Dans ce nouveau numéro, la Revue des Juristes de Sciences Po s’attelle à éclairer les relations que le droit entretient avec le genre et les multiples questions que leur interrelation soulève.

Le mouvement #MeToo a replacé le genre au cœur des discussions. Sa dimension internationale participe à rendre ce thème propice à une discussion pluridisciplinaire. La sociologie, la philosophie et surtout le droit ne sont pas mis à l’écart de l’analyse qu’il convient aujourd’hui de mener.

Le droit tient en effet un rôle central dans la construction du genre et sa différenciation, notamment par le biais du droit des personnes. Le genre est à la fois juridiquement constitué mais également un objet de régulation. Plus encore, le droit structure les comportements. En droit du travail, la question se pose aujourd’hui de rendre obligatoire le congé parental en vue d’influer sur les comportements. En droit des discriminations, le genre est fondamentalement associé à une évolution jurisprudentielle et dans l’approche du genre par les juges. En droit des sociétés, un droit souple tend à la modification de certaines pratiques de marché, notamment par le biais de l’introduction forcée des femmes dans les conseils d’administration. En droit pénal, il convient de s’interroger sur l’existence d’une répression propre aux violences du genre.

De façon générale, le droit doit pouvoir se nourrir d’influences externes. Celles-ci déconstruiront les biais de l’ordre juridique actuel et contribueront au progrès de la société au sens large. Dans cette optique la Revue accueille des contributions étrangères et multidisciplinaires.

Aujourd’hui le débat se cristallise autour de l’opposition entre universalisme et différentialisme. On oppose ici les stratégies juridiques visant à promouvoir la discrimination positive à la théorie du gender blind. Une norme spécifique est-elle nécessaire ; plus encore, est-elle souhaitable ?
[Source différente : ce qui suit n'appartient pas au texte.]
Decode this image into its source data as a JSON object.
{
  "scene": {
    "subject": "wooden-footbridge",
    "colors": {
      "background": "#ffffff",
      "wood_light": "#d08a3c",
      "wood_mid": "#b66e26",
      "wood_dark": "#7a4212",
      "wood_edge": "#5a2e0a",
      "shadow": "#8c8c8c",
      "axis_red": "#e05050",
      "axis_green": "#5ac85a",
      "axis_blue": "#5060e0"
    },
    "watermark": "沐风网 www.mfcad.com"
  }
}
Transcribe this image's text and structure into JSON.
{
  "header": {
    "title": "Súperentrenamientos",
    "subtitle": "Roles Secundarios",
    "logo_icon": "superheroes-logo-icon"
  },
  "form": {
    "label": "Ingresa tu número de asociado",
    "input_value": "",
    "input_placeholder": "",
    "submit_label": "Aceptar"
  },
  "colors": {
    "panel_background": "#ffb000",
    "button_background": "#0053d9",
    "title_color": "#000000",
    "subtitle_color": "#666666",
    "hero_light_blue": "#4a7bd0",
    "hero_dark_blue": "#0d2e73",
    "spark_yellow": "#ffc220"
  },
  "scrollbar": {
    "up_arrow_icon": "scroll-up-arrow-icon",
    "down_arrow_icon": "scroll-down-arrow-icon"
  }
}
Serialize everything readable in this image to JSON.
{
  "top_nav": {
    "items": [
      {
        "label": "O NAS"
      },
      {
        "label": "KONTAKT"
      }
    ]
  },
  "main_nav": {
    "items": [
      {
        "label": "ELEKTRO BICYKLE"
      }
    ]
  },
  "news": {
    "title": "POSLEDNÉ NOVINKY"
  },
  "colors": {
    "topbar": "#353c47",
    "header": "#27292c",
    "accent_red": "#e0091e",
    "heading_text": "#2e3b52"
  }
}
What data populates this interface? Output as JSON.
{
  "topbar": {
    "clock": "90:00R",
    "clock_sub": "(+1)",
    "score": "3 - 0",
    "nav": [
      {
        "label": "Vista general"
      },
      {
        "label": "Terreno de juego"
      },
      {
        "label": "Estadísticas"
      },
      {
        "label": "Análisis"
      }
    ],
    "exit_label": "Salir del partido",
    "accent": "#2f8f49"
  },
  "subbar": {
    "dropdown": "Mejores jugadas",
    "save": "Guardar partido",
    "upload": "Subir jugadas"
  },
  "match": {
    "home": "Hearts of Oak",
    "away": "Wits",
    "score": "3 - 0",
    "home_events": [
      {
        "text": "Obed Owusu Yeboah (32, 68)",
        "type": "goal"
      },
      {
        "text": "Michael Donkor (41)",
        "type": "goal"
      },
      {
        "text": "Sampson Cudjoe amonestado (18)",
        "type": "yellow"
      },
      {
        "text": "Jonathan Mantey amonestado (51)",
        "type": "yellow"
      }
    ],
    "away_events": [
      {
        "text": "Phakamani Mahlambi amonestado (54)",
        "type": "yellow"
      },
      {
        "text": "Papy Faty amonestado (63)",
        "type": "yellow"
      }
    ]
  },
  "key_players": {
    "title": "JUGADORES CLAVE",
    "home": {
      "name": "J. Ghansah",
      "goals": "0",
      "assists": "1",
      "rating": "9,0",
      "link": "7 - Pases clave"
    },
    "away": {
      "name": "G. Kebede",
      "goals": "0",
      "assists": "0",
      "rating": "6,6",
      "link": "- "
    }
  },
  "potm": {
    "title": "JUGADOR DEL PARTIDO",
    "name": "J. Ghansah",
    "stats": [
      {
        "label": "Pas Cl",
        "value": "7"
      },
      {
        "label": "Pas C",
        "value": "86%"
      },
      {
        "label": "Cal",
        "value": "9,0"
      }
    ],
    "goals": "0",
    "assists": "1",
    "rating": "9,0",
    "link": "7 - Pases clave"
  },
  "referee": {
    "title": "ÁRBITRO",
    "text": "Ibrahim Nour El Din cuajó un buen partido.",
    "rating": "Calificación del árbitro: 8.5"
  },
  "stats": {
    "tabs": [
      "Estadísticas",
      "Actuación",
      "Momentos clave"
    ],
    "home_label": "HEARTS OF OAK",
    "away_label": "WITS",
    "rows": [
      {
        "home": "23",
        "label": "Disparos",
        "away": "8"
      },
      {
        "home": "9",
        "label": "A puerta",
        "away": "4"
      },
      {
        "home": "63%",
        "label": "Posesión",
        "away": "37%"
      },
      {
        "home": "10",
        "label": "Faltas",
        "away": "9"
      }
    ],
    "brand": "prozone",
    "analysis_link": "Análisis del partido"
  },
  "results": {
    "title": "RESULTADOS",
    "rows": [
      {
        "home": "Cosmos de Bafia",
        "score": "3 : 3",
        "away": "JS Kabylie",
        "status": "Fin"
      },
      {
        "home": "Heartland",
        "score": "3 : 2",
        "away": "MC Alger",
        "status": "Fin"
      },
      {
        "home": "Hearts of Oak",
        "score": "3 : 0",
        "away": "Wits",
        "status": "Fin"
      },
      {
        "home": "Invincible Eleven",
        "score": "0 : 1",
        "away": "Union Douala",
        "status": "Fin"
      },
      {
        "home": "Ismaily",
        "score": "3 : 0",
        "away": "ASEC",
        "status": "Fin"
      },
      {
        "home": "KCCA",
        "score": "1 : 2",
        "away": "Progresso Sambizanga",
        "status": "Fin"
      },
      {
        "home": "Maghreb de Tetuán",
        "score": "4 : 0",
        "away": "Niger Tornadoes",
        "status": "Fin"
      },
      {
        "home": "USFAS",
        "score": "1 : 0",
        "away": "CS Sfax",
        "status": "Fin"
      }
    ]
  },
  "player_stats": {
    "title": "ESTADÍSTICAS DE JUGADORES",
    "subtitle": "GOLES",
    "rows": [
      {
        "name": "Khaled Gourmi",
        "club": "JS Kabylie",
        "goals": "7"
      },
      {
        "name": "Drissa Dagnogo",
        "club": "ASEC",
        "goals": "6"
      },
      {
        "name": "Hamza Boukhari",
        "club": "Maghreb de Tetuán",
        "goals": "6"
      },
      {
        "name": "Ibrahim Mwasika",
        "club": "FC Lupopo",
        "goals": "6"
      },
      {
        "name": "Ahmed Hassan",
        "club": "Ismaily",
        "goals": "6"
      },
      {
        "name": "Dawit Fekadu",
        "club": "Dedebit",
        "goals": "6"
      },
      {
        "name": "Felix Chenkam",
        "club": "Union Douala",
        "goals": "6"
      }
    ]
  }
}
In this new volume, the Sciences Po Law Review invites you to reflect on the complex relationship of law and gender, focusing on the multiple issues that their interrelation generates.

The #MeToo movement has placed gender at the heart of its campaign. Its international dimension contributes to making gender the welcome basis for a multidisciplinary discussion. Sociology, philosophy and above all the law cannot be dissociated from the analysis that this movement invites us to conduct.

Law holds a central place in the construction and differentiation of gender norms, in particular through the personal status of individuals. Gender is both legally constituted but also subject to regulation. More than anything, legal norms structure behaviour. In labour law matters, lawmakers are considering making parental leave mandatory in order to influence parenting behaviours. In discrimination law matters, gender is fundamentally associated with case-law evolutions and the evolving approach of gender by judges. In corporate law matters, soft law initiatives have aimed to modify market practices, in particular through the forced introduction of women on corporate boards. In criminal law matters, questions of specific repression for gendered violence are increasingly emerging.

As a general rule, legal analysis should be irrigated by external influences. These will help deconstruct the biases in the current legal order and contribute to social progress in a larger sense. It is with this goal in mind that the Law Review welcomes foreign and multidisciplinary submissions.

Current debates crystallize around the opposition between universalism and differentialism. One tends to oppose the legal strategies of affirmative action (“discrimination positive”) proponents and those of the supporters of a gender-blind society. Are norms necessary in this regard and, more than anything, are they desirable?